Siamo innanzi ad una donna giunta in Italia per far fronte ad insanabili necessità economiche: attratta da promesse di un lavoro certo ed estremamente sicuro, ma ben presto ridestatasi dal sogno di una migliore condizione, a causa di un caporale pronto ad imporle la propria “legge”, fino al punto da sequestrarle tutti i documenti in suo possesso e costringerla a vendere il proprio corpo.
Al duro lavoro nei campi (rigorosamente in nero) si sommava, così, l'obbligo della prostituzione, all'interno di un contesto privo dei tratti della modernità, ed assimilabile all'arcaicità dei rapporti intercorrenti tra il dominus e le pertinenze di sua spettanza (schiavi compresi).

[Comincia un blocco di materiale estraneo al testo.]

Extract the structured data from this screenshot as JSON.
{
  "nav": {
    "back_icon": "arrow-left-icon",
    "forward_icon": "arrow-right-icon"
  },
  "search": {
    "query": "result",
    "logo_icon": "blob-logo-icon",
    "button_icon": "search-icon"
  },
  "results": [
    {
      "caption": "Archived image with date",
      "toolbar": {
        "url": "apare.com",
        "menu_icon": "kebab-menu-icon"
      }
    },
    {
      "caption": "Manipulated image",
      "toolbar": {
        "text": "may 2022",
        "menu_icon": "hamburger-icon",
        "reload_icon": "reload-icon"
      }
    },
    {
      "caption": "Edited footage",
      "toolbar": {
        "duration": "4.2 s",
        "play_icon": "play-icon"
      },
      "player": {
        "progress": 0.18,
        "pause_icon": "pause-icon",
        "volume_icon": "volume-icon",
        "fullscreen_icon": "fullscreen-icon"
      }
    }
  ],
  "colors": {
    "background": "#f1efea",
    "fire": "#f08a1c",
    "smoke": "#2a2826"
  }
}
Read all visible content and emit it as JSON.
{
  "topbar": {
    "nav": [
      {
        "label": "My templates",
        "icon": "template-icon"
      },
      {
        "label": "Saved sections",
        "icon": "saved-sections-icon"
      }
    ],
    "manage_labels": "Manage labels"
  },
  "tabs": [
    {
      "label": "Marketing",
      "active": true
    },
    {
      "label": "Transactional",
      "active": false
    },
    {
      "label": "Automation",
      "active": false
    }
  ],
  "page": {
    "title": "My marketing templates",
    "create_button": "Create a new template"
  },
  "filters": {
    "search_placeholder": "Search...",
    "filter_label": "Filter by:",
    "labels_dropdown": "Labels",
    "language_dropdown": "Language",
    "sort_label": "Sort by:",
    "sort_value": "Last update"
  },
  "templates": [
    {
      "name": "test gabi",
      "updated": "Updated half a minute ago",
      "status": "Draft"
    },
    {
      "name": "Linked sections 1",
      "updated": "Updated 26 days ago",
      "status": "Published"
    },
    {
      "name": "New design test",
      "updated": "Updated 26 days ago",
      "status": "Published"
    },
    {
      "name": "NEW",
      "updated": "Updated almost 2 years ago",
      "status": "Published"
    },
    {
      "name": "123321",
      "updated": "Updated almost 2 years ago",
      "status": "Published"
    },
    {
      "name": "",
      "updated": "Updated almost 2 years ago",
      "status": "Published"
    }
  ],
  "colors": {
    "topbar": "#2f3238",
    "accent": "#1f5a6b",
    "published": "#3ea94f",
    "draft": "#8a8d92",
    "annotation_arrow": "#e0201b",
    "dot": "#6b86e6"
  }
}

Lo status quo appena delineato è, purtroppo, diffuso nel settore agricolo, ove, al merito di tante imprese (grandi e piccole), si affianca la vergogna di imprenditori disposti ad “istituzionalizzare” il caporalato ed il lavoro in nero, pur di disporre, aldilà della stato di generalizzata crisi, di un maggior profitto.
Siffatto meccanismo viene ad innescarsi a discapito della manodopera migrante, massicciamente presente nel territorio locale; la giovane bracciante romena ha, però, trovato in sé il coraggio di denunciare: il suo esempio dovrebbe essere seguito anche da tutti quei lavoratori migranti (soprattutto se extracomunitari e privi di regolare permesso di soggiorno), i quali, denunciando le vessazioni subite, potrebbero disporre delle agevolazioni riconosciute dall'articolo 18 del decreto legislativo n. 286/1998, che prevede il rilascio del permesso di soggiorno per motivi di protezione sociale, fra questi anche lo sfruttamento del lavoro irregolare.
Gela e l'intero meridione non possono giustificare l'altrui sfruttamento facendo leva su una totalizzante crisi economica.